In his March 10 letter to the commissioners, Starkweather indicated he was speaking on behalf of the co-authors of the report, "Concerned Citizen Review of The Homestead Proposal." The authors concluded the development would cost the county more than $800,000 a year, have a negative impact on water quality, traffic, recreation, tourism and sprawl, and conflict with the county's land conservation and development plan.

A similar public hearing request has been filed by three other groups concerned about runaway development: Chatham Citizens for Effective Communities, Chatham Citizens United, and Southeast Chatham Citizens Advisory Council

The county planning board voted 7-3 last Tuesday (March 2) to recommend that commissioners reject the developer's proposal. Commissioners are expected to review the planning board recommendation at their regular meeting Monday March 15, and perhaps vote on whether the development should proceed.
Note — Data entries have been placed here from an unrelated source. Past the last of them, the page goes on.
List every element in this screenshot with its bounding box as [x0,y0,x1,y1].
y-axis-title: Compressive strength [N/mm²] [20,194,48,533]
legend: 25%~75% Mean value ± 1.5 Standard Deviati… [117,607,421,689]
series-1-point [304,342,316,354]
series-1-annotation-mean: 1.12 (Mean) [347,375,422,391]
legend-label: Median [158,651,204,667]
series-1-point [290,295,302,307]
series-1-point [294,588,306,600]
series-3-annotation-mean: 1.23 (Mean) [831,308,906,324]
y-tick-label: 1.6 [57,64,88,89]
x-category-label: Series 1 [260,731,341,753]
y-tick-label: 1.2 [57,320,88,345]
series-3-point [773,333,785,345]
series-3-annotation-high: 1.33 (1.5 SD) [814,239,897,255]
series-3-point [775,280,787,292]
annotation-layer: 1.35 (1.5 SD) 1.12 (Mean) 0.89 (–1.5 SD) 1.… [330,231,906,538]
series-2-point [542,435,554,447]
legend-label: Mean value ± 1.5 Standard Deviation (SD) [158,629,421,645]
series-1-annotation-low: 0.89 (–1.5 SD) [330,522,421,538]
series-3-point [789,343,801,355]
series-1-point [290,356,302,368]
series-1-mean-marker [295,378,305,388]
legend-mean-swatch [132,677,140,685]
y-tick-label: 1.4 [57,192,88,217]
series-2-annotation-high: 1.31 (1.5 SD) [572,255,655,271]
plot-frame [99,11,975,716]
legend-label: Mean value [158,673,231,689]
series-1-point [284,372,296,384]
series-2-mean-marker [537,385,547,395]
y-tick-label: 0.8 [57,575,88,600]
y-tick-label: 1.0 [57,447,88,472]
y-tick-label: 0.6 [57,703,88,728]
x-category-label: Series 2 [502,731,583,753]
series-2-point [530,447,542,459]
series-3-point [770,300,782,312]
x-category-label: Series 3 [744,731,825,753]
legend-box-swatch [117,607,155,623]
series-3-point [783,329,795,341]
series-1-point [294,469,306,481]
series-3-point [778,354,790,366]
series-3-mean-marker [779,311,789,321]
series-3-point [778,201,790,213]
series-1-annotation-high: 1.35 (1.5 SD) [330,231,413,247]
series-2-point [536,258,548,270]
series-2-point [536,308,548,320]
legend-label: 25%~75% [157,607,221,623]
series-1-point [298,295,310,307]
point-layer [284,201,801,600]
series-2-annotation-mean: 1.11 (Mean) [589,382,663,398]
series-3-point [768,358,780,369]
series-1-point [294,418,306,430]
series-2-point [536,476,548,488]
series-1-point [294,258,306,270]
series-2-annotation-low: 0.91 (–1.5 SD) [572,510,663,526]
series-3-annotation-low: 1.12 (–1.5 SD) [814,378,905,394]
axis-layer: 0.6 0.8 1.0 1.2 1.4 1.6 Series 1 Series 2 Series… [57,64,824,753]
Starkweather said the county's public hearing timetable did not give citizens enough time to review the complex proposal and present informed testimony at the hearing. There was a public hearing on the Homestead development on November 17, less than two weeks after the proposal was first released to the public (at a November 4 planning board meeting).

The 475 residential unit proposal includes a request by Jordan Lake LLC to re-zone 577 acres in the Big Woods watershed protection district from RA-5 (5-acre lot average ) to RA-40 residential use district, which would allow approximately four greater times density than allowed under the current zoning. The developer also seeks a conditional use permit allowing on-site sewage treatment involving the spraying of wastewater on vacant land in the development.

Starkweather argues that such a complex proposal requires more time for citizen review and input, and to ensure that the county commissioners are able to make an objective review that follows the formal public hearing process required by state law.

"Since this involved a conditional use permit request, the county was required by state law to conduct a formal, evidentiary, quasi-judicial public hearing in which each witness must be sworn and parties given the right to cross-examine witnesses," said Starkweather. "The commissioners are required to make findings solely on factual evidence presented at the public hearing and to apply those facts to the five findings necessary to grant approval."

County planner Keith Megginson presented his evaluations and recommendations on the Homestead proposal January 6, two months after the proposal was first released to the public. Jordan Lake LLC then submitted information at the February 3 planning board meeting, concerning traffic projections, wastewater treatment and monitoring, and economic impact. The citizens' review was submitted four weeks later at the March 2 planning board meeting.

Now that reports have been submitted by the planner, the developer and the citizens, commissioners should hold a hearing to objectively assess the information and question all sides, Starkweather said.

"There is no way the commissioners can properly weigh this substantial, critical, and to some degree, complex additional factual information without receiving a formal factual presentation from both the developers and the citizen groups, after which the commissioners can question each party," said Starkweather. "A public hearing is the best way for the commissioners to receive this information."